Wow, is this subject ever a quagmire! A subject that might be the most controversial when it comes to a Cargo Conversion Trailer.
It is hard to pin anything down from another persons recommendation or experience. Mostly because coverage and how it is understood varies from State to State, and Insurance Company to Insurance Company. Some of these factors are also affected by DMV laws and title legalities. Even the understanding between an insurance agent/company and yourself the trailer owner.
Often people insure cargo trailers, or believe they are insured. Traveling down the road, or even while in storage, covered with only a false sense of security. Owners are shocked when they approach their insurance agent at a time of loss or damage to find out then they do not have what they assumed they had.
There is actual insurance. The type for damage, theft, loss and liability to someone else or someone else’s property you may be responsible for.
Secondly there is roadside assistance, towing, etc. in the case of a breakdown that is not covered by your standard insurance. Getting one of these trailers hauled somewhere, should it be disabled, can be expensive.
First do not assume your trailer is covered under your tow vehicle policy. There is some real muddy water here to look through. Some policies may cover your liability (other persons damage/loss that is your fault) only when/if your trailer is connected to your insured tow vehicle. I would NOT depend on this coverage at all.
In this case it will not cover any loss or damage to your trailer. Connected or not.
In this case, should your trailer be disconnected from the tow vehicle, neither you or other people/property are covered for damage or loss. This could have serious repercussion for you financially. .i.e. your trailer is in storage and catches fire and burns up a neighboring $100K RV parked next to you. You would be on the hook for that loss and damages. A similar situation might play out when the trailer is parked at a campground and you un-hook or drive the tow vehicle away.
Also should your trailer be stolen from storage or a campground, you would have no recourse and incur a total loss.
There is a whole debate over the title too. Most of us DIYers are building on a trailer that is titled as “Cargo” or perhaps “Utility”. Most do not go through the legal change and inspections to have the title changed to a valid Recreational Vehicle. In some states that may be nearly impossible, if not impossible…. if your aren’t a commercial trailer company, But that possibility is certainly something to pursue if you can.
That title designation impacts Insurance Coverage, Payouts during loss or damage, etc. In most cases if you don’t get a specialized policy, the coverage will only pay out on the trailer itself, at depreciated values. Not paying you anything on your build or contents.
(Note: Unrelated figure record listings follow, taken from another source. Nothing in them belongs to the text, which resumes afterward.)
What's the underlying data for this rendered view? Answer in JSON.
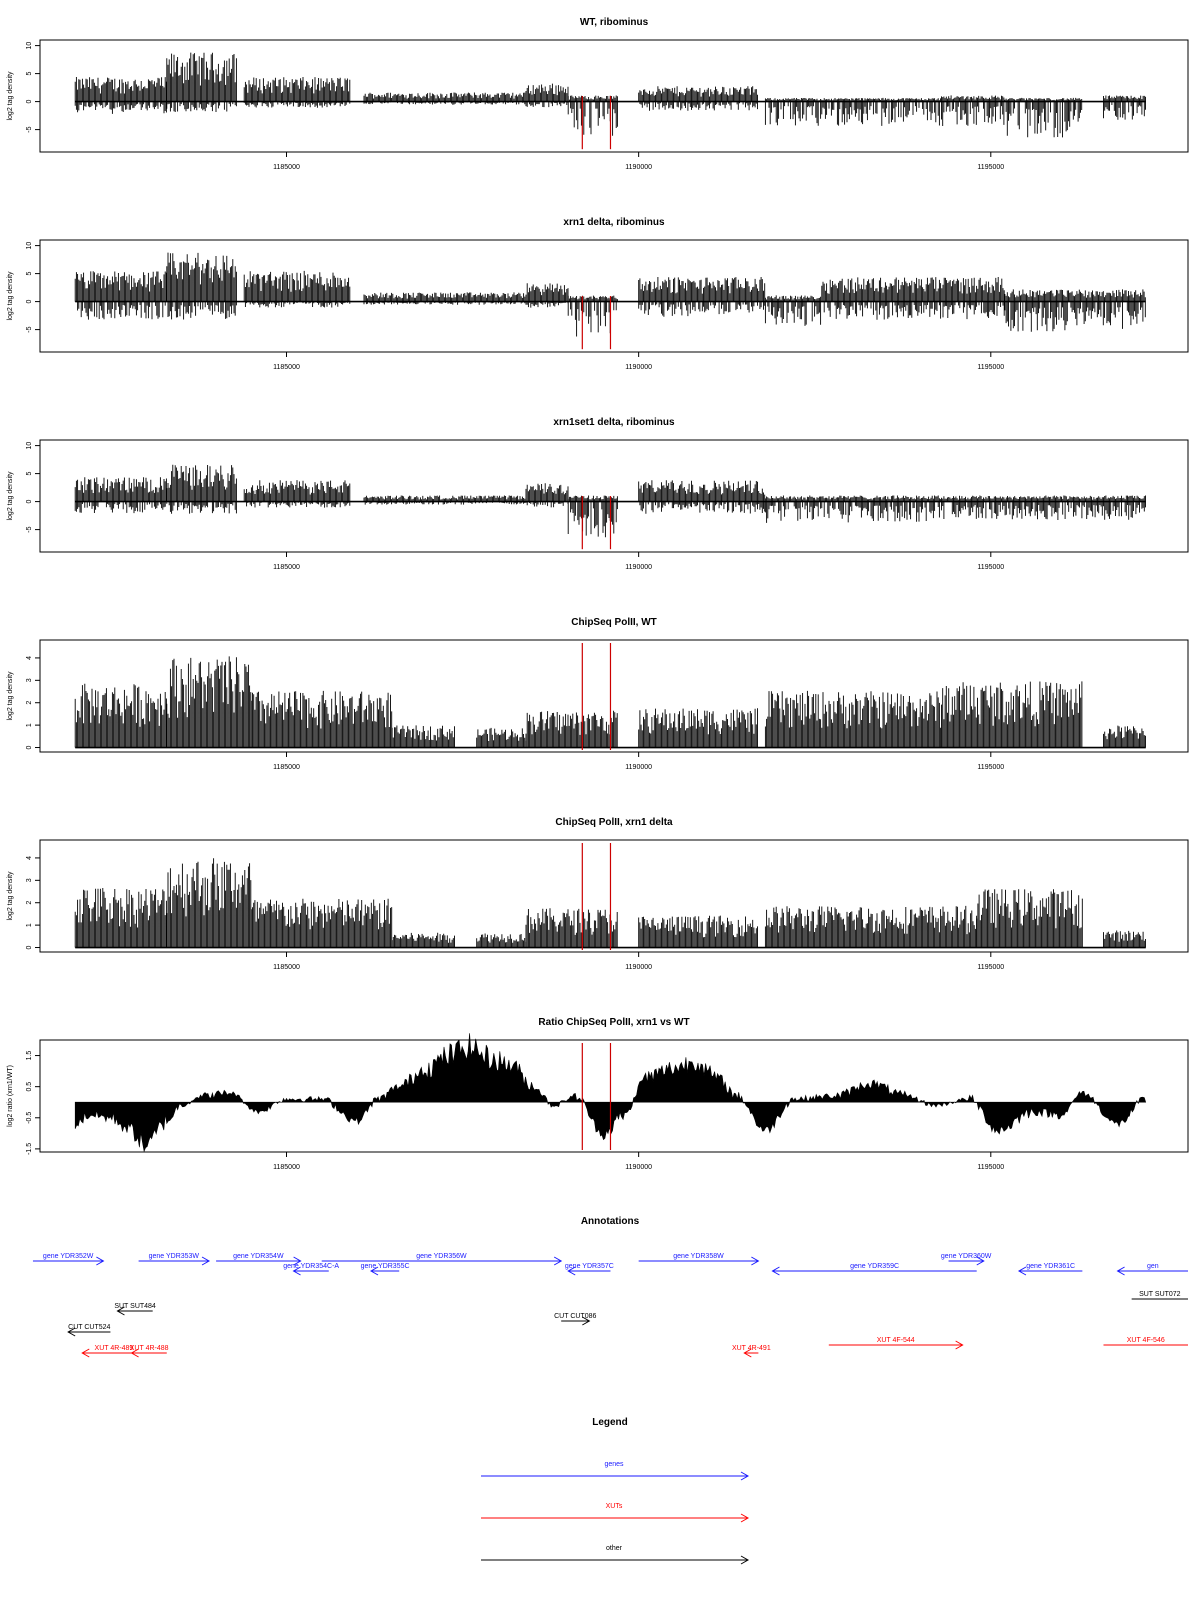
{
  "colors": {
    "signal": "#000000",
    "highlight": "#cc0000",
    "genes": "#1a1aff",
    "xuts": "#ff0000",
    "other": "#000000"
  },
  "chart_data": [
    {
      "type": "bar",
      "title": "WT, ribominus",
      "ylabel": "log2 tag density",
      "xlim": [
        1181500,
        1197800
      ],
      "ylim": [
        -9,
        11
      ],
      "yticks": [
        "10",
        "5",
        "0",
        "-5"
      ],
      "ytick_values": [
        10,
        5,
        0,
        -5
      ],
      "xticks": [
        "1185000",
        "1190000",
        "1195000"
      ],
      "xtick_values": [
        1185000,
        1190000,
        1195000
      ],
      "highlight_x": [
        1189200,
        1189600
      ],
      "series": [
        {
          "values": [
            {
              "x0": 1182000,
              "x1": 1183300,
              "pos": 4,
              "neg": 2
            },
            {
              "x0": 1183300,
              "x1": 1184300,
              "pos": 8,
              "neg": 2
            },
            {
              "x0": 1184400,
              "x1": 1185900,
              "pos": 4,
              "neg": 1
            },
            {
              "x0": 1186100,
              "x1": 1188400,
              "pos": 1.5,
              "neg": 0.5
            },
            {
              "x0": 1188400,
              "x1": 1189000,
              "pos": 3,
              "neg": 1
            },
            {
              "x0": 1189000,
              "x1": 1189700,
              "pos": 1,
              "neg": 6
            },
            {
              "x0": 1190000,
              "x1": 1191700,
              "pos": 2.5,
              "neg": 1.5
            },
            {
              "x0": 1191800,
              "x1": 1194300,
              "pos": 0.6,
              "neg": 4
            },
            {
              "x0": 1194300,
              "x1": 1195200,
              "pos": 1,
              "neg": 4
            },
            {
              "x0": 1195200,
              "x1": 1196300,
              "pos": 0.6,
              "neg": 6
            },
            {
              "x0": 1196600,
              "x1": 1197200,
              "pos": 1,
              "neg": 3
            }
          ]
        }
      ]
    },
    {
      "type": "bar",
      "title": "xrn1 delta, ribominus",
      "ylabel": "log2 tag density",
      "xlim": [
        1181500,
        1197800
      ],
      "ylim": [
        -9,
        11
      ],
      "yticks": [
        "10",
        "5",
        "0",
        "-5"
      ],
      "ytick_values": [
        10,
        5,
        0,
        -5
      ],
      "xticks": [
        "1185000",
        "1190000",
        "1195000"
      ],
      "xtick_values": [
        1185000,
        1190000,
        1195000
      ],
      "highlight_x": [
        1189200,
        1189600
      ],
      "series": [
        {
          "values": [
            {
              "x0": 1182000,
              "x1": 1183300,
              "pos": 5,
              "neg": 3
            },
            {
              "x0": 1183300,
              "x1": 1184300,
              "pos": 8,
              "neg": 3
            },
            {
              "x0": 1184400,
              "x1": 1185900,
              "pos": 5,
              "neg": 1
            },
            {
              "x0": 1186100,
              "x1": 1188400,
              "pos": 1.5,
              "neg": 0.5
            },
            {
              "x0": 1188400,
              "x1": 1189000,
              "pos": 3,
              "neg": 1
            },
            {
              "x0": 1189000,
              "x1": 1189700,
              "pos": 1,
              "neg": 6
            },
            {
              "x0": 1190000,
              "x1": 1191800,
              "pos": 4,
              "neg": 2.5
            },
            {
              "x0": 1191800,
              "x1": 1192600,
              "pos": 1,
              "neg": 4
            },
            {
              "x0": 1192600,
              "x1": 1195200,
              "pos": 4,
              "neg": 3
            },
            {
              "x0": 1195200,
              "x1": 1197200,
              "pos": 2,
              "neg": 5
            }
          ]
        }
      ]
    },
    {
      "type": "bar",
      "title": "xrn1set1 delta, ribominus",
      "ylabel": "log2 tag density",
      "xlim": [
        1181500,
        1197800
      ],
      "ylim": [
        -9,
        11
      ],
      "yticks": [
        "10",
        "5",
        "0",
        "-5"
      ],
      "ytick_values": [
        10,
        5,
        0,
        -5
      ],
      "xticks": [
        "1185000",
        "1190000",
        "1195000"
      ],
      "xtick_values": [
        1185000,
        1190000,
        1195000
      ],
      "highlight_x": [
        1189200,
        1189600
      ],
      "series": [
        {
          "values": [
            {
              "x0": 1182000,
              "x1": 1183300,
              "pos": 4,
              "neg": 2
            },
            {
              "x0": 1183300,
              "x1": 1184300,
              "pos": 6,
              "neg": 2
            },
            {
              "x0": 1184400,
              "x1": 1185900,
              "pos": 3.5,
              "neg": 1
            },
            {
              "x0": 1186100,
              "x1": 1188400,
              "pos": 1,
              "neg": 0.5
            },
            {
              "x0": 1188400,
              "x1": 1189000,
              "pos": 3,
              "neg": 1
            },
            {
              "x0": 1189000,
              "x1": 1189700,
              "pos": 1,
              "neg": 6
            },
            {
              "x0": 1190000,
              "x1": 1191800,
              "pos": 3.5,
              "neg": 2
            },
            {
              "x0": 1191800,
              "x1": 1194300,
              "pos": 1,
              "neg": 3.5
            },
            {
              "x0": 1194300,
              "x1": 1197200,
              "pos": 1,
              "neg": 3
            }
          ]
        }
      ]
    },
    {
      "type": "bar",
      "title": "ChipSeq PolII, WT",
      "ylabel": "log2 tag density",
      "xlim": [
        1181500,
        1197800
      ],
      "ylim": [
        -0.2,
        4.8
      ],
      "yticks": [
        "4",
        "3",
        "2",
        "1",
        "0"
      ],
      "ytick_values": [
        4,
        3,
        2,
        1,
        0
      ],
      "xticks": [
        "1185000",
        "1190000",
        "1195000"
      ],
      "xtick_values": [
        1185000,
        1190000,
        1195000
      ],
      "highlight_x": [
        1189200,
        1189600
      ],
      "series": [
        {
          "values": [
            {
              "x0": 1182000,
              "x1": 1183300,
              "pos": 2.6,
              "neg": 0
            },
            {
              "x0": 1183300,
              "x1": 1184500,
              "pos": 3.7,
              "neg": 0
            },
            {
              "x0": 1184500,
              "x1": 1186500,
              "pos": 2.3,
              "neg": 0
            },
            {
              "x0": 1186500,
              "x1": 1187400,
              "pos": 0.9,
              "neg": 0
            },
            {
              "x0": 1187700,
              "x1": 1188400,
              "pos": 0.8,
              "neg": 0
            },
            {
              "x0": 1188400,
              "x1": 1189700,
              "pos": 1.5,
              "neg": 0
            },
            {
              "x0": 1190000,
              "x1": 1191700,
              "pos": 1.6,
              "neg": 0
            },
            {
              "x0": 1191800,
              "x1": 1194300,
              "pos": 2.3,
              "neg": 0
            },
            {
              "x0": 1194300,
              "x1": 1196300,
              "pos": 2.7,
              "neg": 0
            },
            {
              "x0": 1196600,
              "x1": 1197200,
              "pos": 0.9,
              "neg": 0
            }
          ]
        }
      ]
    },
    {
      "type": "bar",
      "title": "ChipSeq PolII, xrn1 delta",
      "ylabel": "log2 tag density",
      "xlim": [
        1181500,
        1197800
      ],
      "ylim": [
        -0.2,
        4.8
      ],
      "yticks": [
        "4",
        "3",
        "2",
        "1",
        "0"
      ],
      "ytick_values": [
        4,
        3,
        2,
        1,
        0
      ],
      "xticks": [
        "1185000",
        "1190000",
        "1195000"
      ],
      "xtick_values": [
        1185000,
        1190000,
        1195000
      ],
      "highlight_x": [
        1189200,
        1189600
      ],
      "series": [
        {
          "values": [
            {
              "x0": 1182000,
              "x1": 1183300,
              "pos": 2.5,
              "neg": 0
            },
            {
              "x0": 1183300,
              "x1": 1184500,
              "pos": 3.7,
              "neg": 0
            },
            {
              "x0": 1184500,
              "x1": 1186500,
              "pos": 2.0,
              "neg": 0
            },
            {
              "x0": 1186500,
              "x1": 1187400,
              "pos": 0.6,
              "neg": 0
            },
            {
              "x0": 1187700,
              "x1": 1188400,
              "pos": 0.6,
              "neg": 0
            },
            {
              "x0": 1188400,
              "x1": 1189700,
              "pos": 1.6,
              "neg": 0
            },
            {
              "x0": 1190000,
              "x1": 1191700,
              "pos": 1.3,
              "neg": 0
            },
            {
              "x0": 1191800,
              "x1": 1194800,
              "pos": 1.7,
              "neg": 0
            },
            {
              "x0": 1194800,
              "x1": 1196300,
              "pos": 2.4,
              "neg": 0
            },
            {
              "x0": 1196600,
              "x1": 1197200,
              "pos": 0.7,
              "neg": 0
            }
          ]
        }
      ]
    },
    {
      "type": "area",
      "title": "Ratio ChipSeq PolII, xrn1 vs WT",
      "ylabel": "log2 ratio (xrn1/WT)",
      "xlim": [
        1181500,
        1197800
      ],
      "ylim": [
        -1.6,
        2.0
      ],
      "yticks": [
        "1.5",
        "0.5",
        "-0.5",
        "-1.5"
      ],
      "ytick_values": [
        1.5,
        0.5,
        -0.5,
        -1.5
      ],
      "xticks": [
        "1185000",
        "1190000",
        "1195000"
      ],
      "xtick_values": [
        1185000,
        1190000,
        1195000
      ],
      "highlight_x": [
        1189200,
        1189600
      ],
      "series": [
        {
          "x": [
            1182000,
            1182200,
            1182500,
            1182800,
            1183000,
            1183300,
            1183500,
            1183800,
            1184200,
            1184600,
            1185000,
            1185500,
            1186000,
            1186300,
            1186600,
            1187000,
            1187300,
            1187600,
            1187900,
            1188200,
            1188500,
            1188800,
            1189100,
            1189500,
            1189800,
            1190100,
            1190500,
            1190800,
            1191100,
            1191400,
            1191800,
            1192200,
            1192800,
            1193300,
            1193800,
            1194200,
            1194700,
            1195100,
            1195600,
            1196000,
            1196300,
            1196800,
            1197200
          ],
          "y": [
            -0.7,
            -0.4,
            -0.5,
            -0.9,
            -1.4,
            -0.6,
            -0.1,
            0.2,
            0.3,
            -0.3,
            0.1,
            0.1,
            -0.6,
            0.1,
            0.5,
            1.1,
            1.5,
            1.8,
            1.4,
            1.2,
            0.5,
            -0.1,
            0.2,
            -1.0,
            -0.4,
            0.8,
            1.1,
            1.3,
            0.8,
            0.2,
            -0.9,
            0.1,
            0.2,
            0.6,
            0.2,
            -0.1,
            0.1,
            -0.9,
            -0.3,
            -0.4,
            0.3,
            -0.7,
            0.1
          ]
        }
      ]
    }
  ],
  "annotations": {
    "title": "Annotations",
    "genes": [
      {
        "label": "gene YDR352W",
        "x0": 1181400,
        "x1": 1182400,
        "row": 0,
        "dir": "right"
      },
      {
        "label": "gene YDR353W",
        "x0": 1182900,
        "x1": 1183900,
        "row": 0,
        "dir": "right"
      },
      {
        "label": "gene YDR354W",
        "x0": 1184000,
        "x1": 1185200,
        "row": 0,
        "dir": "right"
      },
      {
        "label": "gene YDR354C-A",
        "x0": 1185100,
        "x1": 1185600,
        "row": 1,
        "dir": "left"
      },
      {
        "label": "gene YDR355C",
        "x0": 1186200,
        "x1": 1186600,
        "row": 1,
        "dir": "left"
      },
      {
        "label": "gene YDR356W",
        "x0": 1185500,
        "x1": 1188900,
        "row": 0,
        "dir": "right"
      },
      {
        "label": "gene YDR357C",
        "x0": 1189000,
        "x1": 1189600,
        "row": 1,
        "dir": "left"
      },
      {
        "label": "gene YDR358W",
        "x0": 1190000,
        "x1": 1191700,
        "row": 0,
        "dir": "right"
      },
      {
        "label": "gene YDR359C",
        "x0": 1191900,
        "x1": 1194800,
        "row": 2,
        "dir": "left"
      },
      {
        "label": "gene YDR360W",
        "x0": 1194400,
        "x1": 1194900,
        "row": 0,
        "dir": "right"
      },
      {
        "label": "gene YDR361C",
        "x0": 1195400,
        "x1": 1196300,
        "row": 1,
        "dir": "left"
      },
      {
        "label": "gen",
        "x0": 1196800,
        "x1": 1197800,
        "row": 1,
        "dir": "left"
      }
    ],
    "others": [
      {
        "label": "SUT SUT484",
        "x0": 1182600,
        "x1": 1183100,
        "row": 0,
        "dir": "left"
      },
      {
        "label": "CUT CUT524",
        "x0": 1181900,
        "x1": 1182500,
        "row": 1,
        "dir": "left"
      },
      {
        "label": "CUT CUT086",
        "x0": 1188900,
        "x1": 1189300,
        "row": 0,
        "dir": "right"
      },
      {
        "label": "SUT SUT072",
        "x0": 1197000,
        "x1": 1197800,
        "row": -1,
        "dir": "none"
      }
    ],
    "xuts": [
      {
        "label": "XUT 4R-489",
        "x0": 1182100,
        "x1": 1183000,
        "row": 0,
        "dir": "left"
      },
      {
        "label": "XUT 4R-488",
        "x0": 1182800,
        "x1": 1183300,
        "row": 0,
        "dir": "left"
      },
      {
        "label": "XUT 4R-491",
        "x0": 1191500,
        "x1": 1191700,
        "row": 0,
        "dir": "left"
      },
      {
        "label": "XUT 4F-544",
        "x0": 1192700,
        "x1": 1194600,
        "row": -1,
        "dir": "right"
      },
      {
        "label": "XUT 4F-546",
        "x0": 1196600,
        "x1": 1197800,
        "row": -1,
        "dir": "none"
      }
    ]
  },
  "legend": {
    "title": "Legend",
    "items": [
      {
        "label": "genes",
        "color": "#1a1aff"
      },
      {
        "label": "XUTs",
        "color": "#ff0000"
      },
      {
        "label": "other",
        "color": "#000000"
      }
    ]
  }
}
Some people write us and state they have negotiated a policy that has an assigned replacement value. But again you better know exactly what you are getting and how deprecated values factor into any payout of loss or damage. Also your ideal of % of loss value, if the time arises, may vary vastly from the insurance company policy that they will have all in writing. Again some are only holding a piece of false sense of security.
As an example some think they will be paid the policy value of $12000.00. But that might only be a limit. Will the insurance company say…Oh this trailer is now 5 years old. The depreciated value is now $6000. Your rig is damaged 50% so we are going to pay you $3000 and total the rig. You might have way more than that in your build and labor.
Not an argument, facts that apply to all, or debate. Just a warning to truly know the fine print of anything you purchase as insurance.
The title with “Cargo” or “Utility” designation also prevents you from getting Roadside Assistance policies from some of the big companies like “Good Sams”. We have tried. If you are honest with them they will flat out tell you they will not cover a “Cargo” Trailer. (At least not as of the time of this article in 2019). If you somehow are paying on such a policy, you better investigate this so you don’t have a shock when you need it.
Bear in mind also that the majority of DIYers are not licensed professionals in the trades associated with doing a conversion. Electrical, Batteries/Chargers, Plumbing, Heating, Solar, LP gas lines. All huge liability concerns. Especially if someone files a lawsuit against you for loss or damage.
Some Conversions have components most houses do not have. Things like 110VAC to 12VDC Converter Chargers, and Inverters. Issues of LP gas and the like.
Often DIYers are using products & appliances that are not approved to be used by the RV industry. Electrical safety & Space heaters are on the top of that list.
Most legit Commercially built rigs and technicians have to meet RVDA/RVIA certifications and standards. Including safety requirements concerning components and appliances.
You may be able to afford a total loss of your own property, or injury to yourself or your own loved ones. But any time you are out and about, or set up around other campers, or hooked to campground park power, even in storage. You are responsible and liable for their damages and loss should your build catch on fire, cause park power electrical issues, etc.
The main point of all of this is to draw attention to the fact you need valid insurance and the proper coverage for you. Then to fully understand what any agent or company has sold you. They will certainly take your money. But will they take care of you when needed?